1873 yılında rönesans tarzında inşa edilen Odesa Opera ve Bale Tiyatrosu 1665 koltuk kapasitelidir. 1834 - 1841 yılları arasında dizayn edilen Potyomkin merdiven basamakları adını 1905 yılındaki ayaklanmadan dolayı çıkan meşhur "Potyomkin" deniz savaşından almıştır. Potyomkin basamaklarının alt kısmında 1967 tarihinde inşa edilen Deniz Yolcu Terminali ile 1865 yılında inşa edilen Odesa Eyalet Üniversitesi, kısa bir zaman öncesine kadar şehrin bilimsel hayat merkezi idi. Nobel ödülü sahibi Biyolog I.Mechnikov ile meşhur psikolog I. Sechenov ve ünlü zoolog A. Kovalevsky bu üniversitede çalışmıştır.

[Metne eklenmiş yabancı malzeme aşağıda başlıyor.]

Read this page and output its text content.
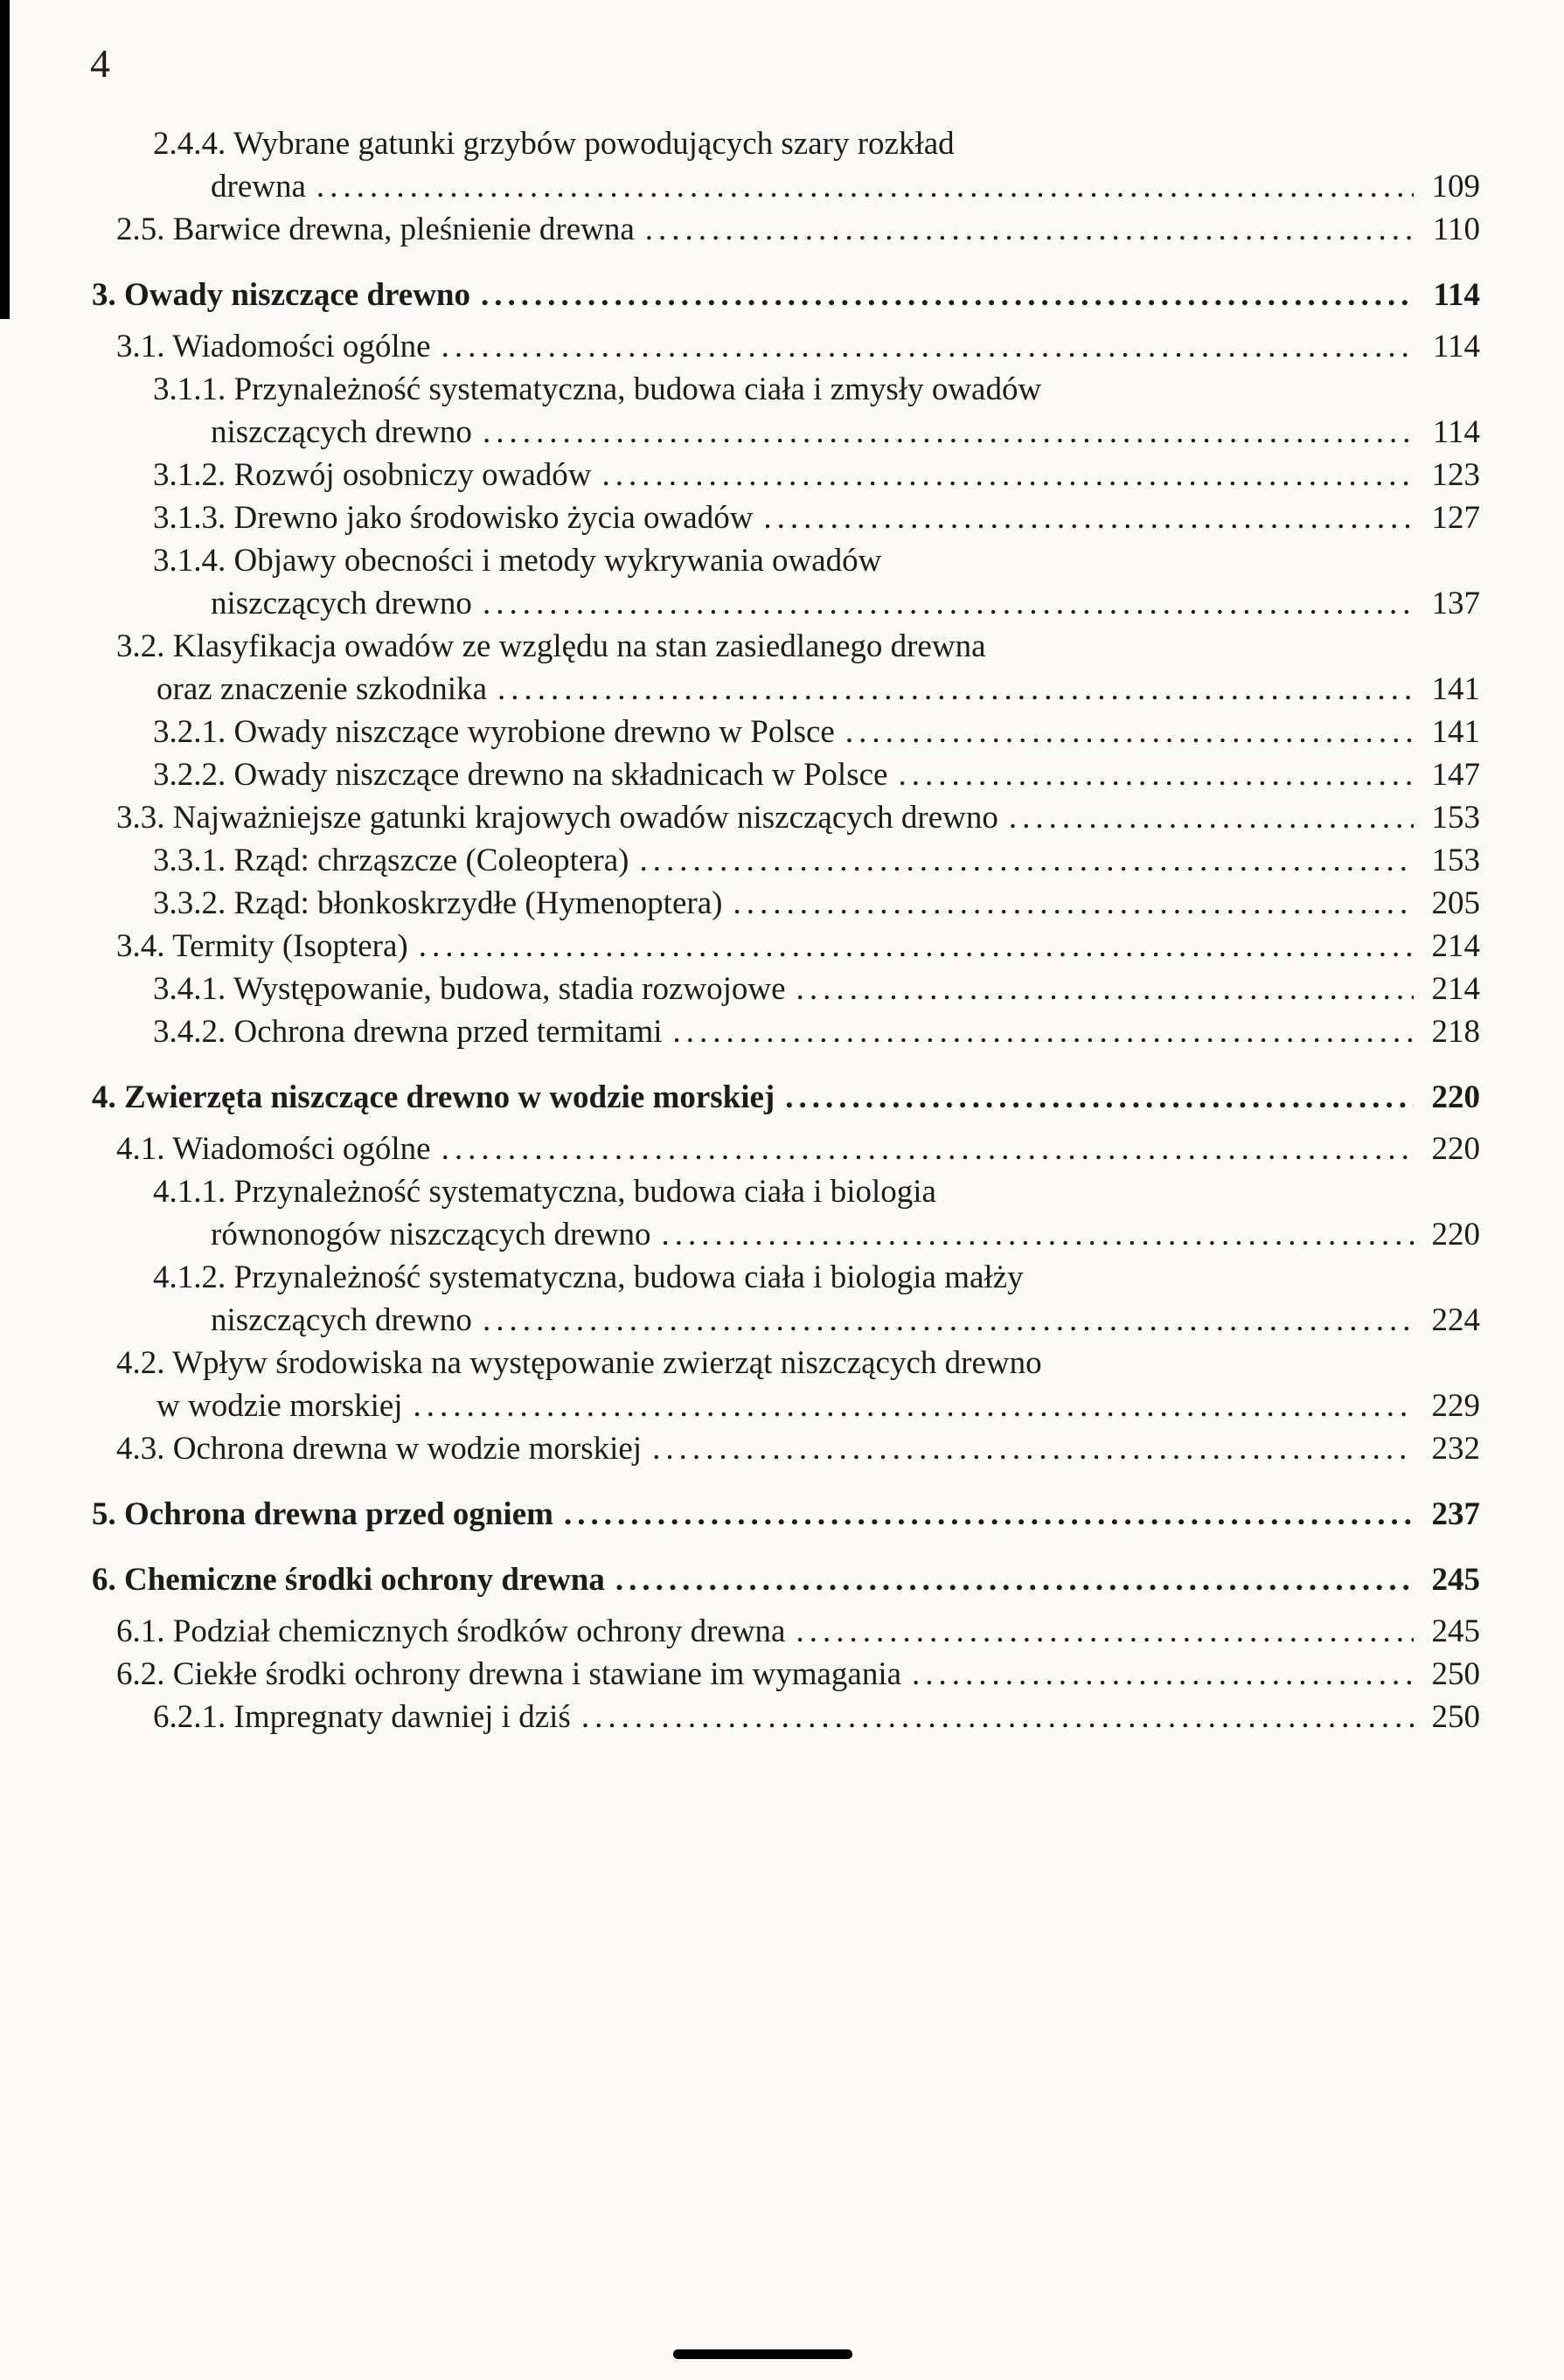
4
2.4.4. Wybrane gatunki grzybów powodujących szary rozkład
drewna .....	109
2.5. Barwice drewna, pleśnienie drewna .....	110
3. Owady niszczące drewno .....	114
3.1. Wiadomości ogólne .....	114
3.1.1. Przynależność systematyczna, budowa ciała i zmysły owadów
niszczących drewno .....	114
3.1.2. Rozwój osobniczy owadów .....	123
3.1.3. Drewno jako środowisko życia owadów .....	127
3.1.4. Objawy obecności i metody wykrywania owadów
niszczących drewno .....	137
3.2. Klasyfikacja owadów ze względu na stan zasiedlanego drewna
oraz znaczenie szkodnika .....	141
3.2.1. Owady niszczące wyrobione drewno w Polsce .....	141
3.2.2. Owady niszczące drewno na składnicach w Polsce .....	147
3.3. Najważniejsze gatunki krajowych owadów niszczących drewno .....	153
3.3.1. Rząd: chrząszcze (Coleoptera) .....	153
3.3.2. Rząd: błonkoskrzydłe (Hymenoptera) .....	205
3.4. Termity (Isoptera) .....	214
3.4.1. Występowanie, budowa, stadia rozwojowe .....	214
3.4.2. Ochrona drewna przed termitami .....	218
4. Zwierzęta niszczące drewno w wodzie morskiej .....	220
4.1. Wiadomości ogólne .....	220
4.1.1. Przynależność systematyczna, budowa ciała i biologia
równonogów niszczących drewno .....	220
4.1.2. Przynależność systematyczna, budowa ciała i biologia małży
niszczących drewno .....	224
4.2. Wpływ środowiska na występowanie zwierząt niszczących drewno
w wodzie morskiej .....	229
4.3. Ochrona drewna w wodzie morskiej .....	232
5. Ochrona drewna przed ogniem .....	237
6. Chemiczne środki ochrony drewna .....	245
6.1. Podział chemicznych środków ochrony drewna .....	245
6.2. Ciekłe środki ochrony drewna i stawiane im wymagania .....	250
6.2.1. Impregnaty dawniej i dziś .....	250
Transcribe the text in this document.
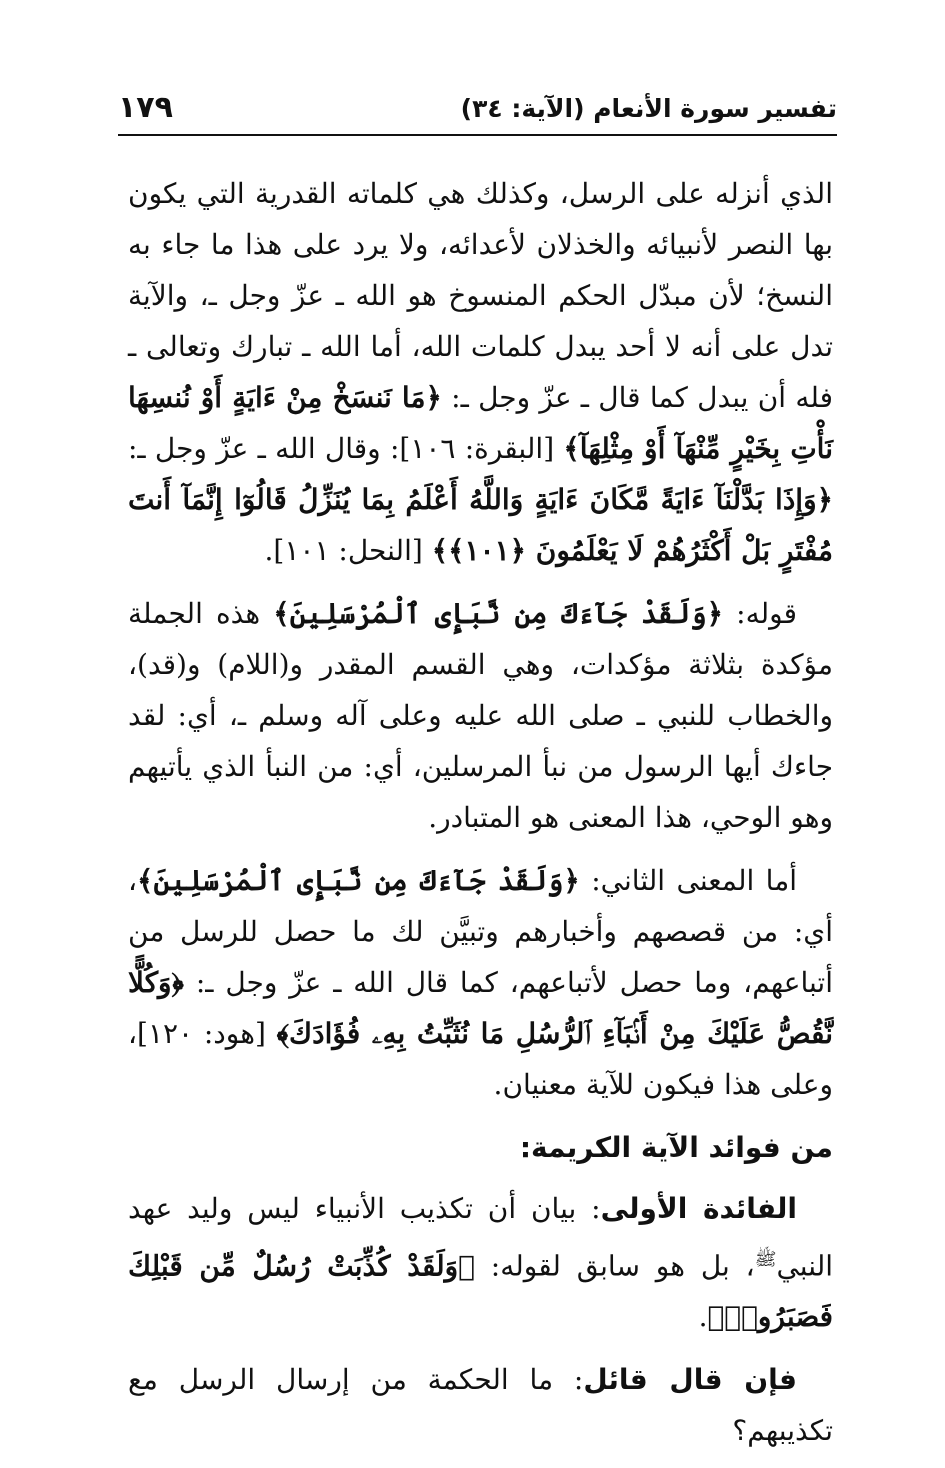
تفسير سورة الأنعام (الآية: ٣٤)
١٧٩

الذي أنزله على الرسل، وكذلك هي كلماته القدرية التي يكون بها النصر لأنبيائه والخذلان لأعدائه، ولا يرد على هذا ما جاء به النسخ؛ لأن مبدّل الحكم المنسوخ هو الله ـ عزّ وجل ـ، والآية تدل على أنه لا أحد يبدل كلمات الله، أما الله ـ تبارك وتعالى ـ فله أن يبدل كما قال ـ عزّ وجل ـ: ﴿مَا نَنسَخْ مِنْ ءَايَةٍ أَوْ نُنسِهَا نَأْتِ بِخَيْرٍ مِّنْهَآ أَوْ مِثْلِهَآ﴾ [البقرة: ١٠٦]: وقال الله ـ عزّ وجل ـ: ﴿وَإِذَا بَدَّلْنَآ ءَايَةً مَّكَانَ ءَايَةٍ وَاللَّهُ أَعْلَمُ بِمَا يُنَزِّلُ قَالُوٓا إِنَّمَآ أَنتَ مُفْتَرٍ بَلْ أَكْثَرُهُمْ لَا يَعْلَمُونَ ﴿١٠١﴾﴾ [النحل: ١٠١].

قوله: ﴿وَلَقَدْ جَآءَكَ مِن نَّبَإِى ٱلْمُرْسَلِينَ﴾ هذه الجملة مؤكدة بثلاثة مؤكدات، وهي القسم المقدر و(اللام) و(قد)، والخطاب للنبي ـ صلى الله عليه وعلى آله وسلم ـ، أي: لقد جاءك أيها الرسول من نبأ المرسلين، أي: من النبأ الذي يأتيهم وهو الوحي، هذا المعنى هو المتبادر.

أما المعنى الثاني: ﴿وَلَقَدْ جَآءَكَ مِن نَّبَإِى ٱلْمُرْسَلِينَ﴾، أي: من قصصهم وأخبارهم وتبيَّن لك ما حصل للرسل من أتباعهم، وما حصل لأتباعهم، كما قال الله ـ عزّ وجل ـ: ﴿وَكُلًّا نَّقُصُّ عَلَيْكَ مِنْ أَنۢبَآءِ ٱلرُّسُلِ مَا نُثَبِّتُ بِهِۦ فُؤَادَكَ﴾ [هود: ١٢٠]، وعلى هذا فيكون للآية معنيان.

من فوائد الآية الكريمة:

الفائدة الأولى: بيان أن تكذيب الأنبياء ليس وليد عهد النبي$^ﷺ$، بل هو سابق لقوله: ﴿وَلَقَدْ كُذِّبَتْ رُسُلٌ مِّن قَبْلِكَ فَصَبَرُوا۟﴾.

فإن قال قائل: ما الحكمة من إرسال الرسل مع تكذيبهم؟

Ukrayna'nın beş büyük şehrinden biri olan Odesa; ülkenin en büyük limanı ve önemli bir ulaşım kavşağıdır. Ukrayna Bilim Akademisi, Deniz Ekoloji Merkezi,Seçme ve Genetik Enstitüsü, Filatov Göz Kliniği ve diğer fakültelerde yaklaşık olarak 200 bin öğrenci öğrenim gördüğünden Odesa'ya öğrencilerin şehri denebilir. İstanbul, Odesa'nın kardeş şehirlerinden biridir.
Genel bir değerlendirmeyle Odesa, salt Ukrayna’nın değil, dünyanın görülesi kentlerinden biridir. Bu kent iki kesime ayrılmakta olup, bir yanda modern bir yaşam varken, öte yanda sade vatandaşların yaşadığı bölgede yoksulluk ve bakımsızlık bulunmaktadır…
Maalesef bugün, Rusya-Ukrayna savaşı devam etmekte olup, Odesa’nın ekonomik durumu da çok kötüdür. Çünkü ABD’nin dolduruşuna gelen Ukrayna Cumhurbaşkanı Yahudi kökenli Zelenski, Rusya ile savaşmayı tercih ve ülkesini perişan etmiştir. Bu yüzden iki milyona yakın Ukraynalı, geçici de olsa ülkelerini terkedip, başka ülkelere sığınmışlardır. Kökeni Türk olan çok sayıda Ukrayna’lının tez zamanda ülkelerine, özgürlüklerine ve Hacıbey kenti dönemindeki yaşantılarına kavuşmalarını temenni ediyorum.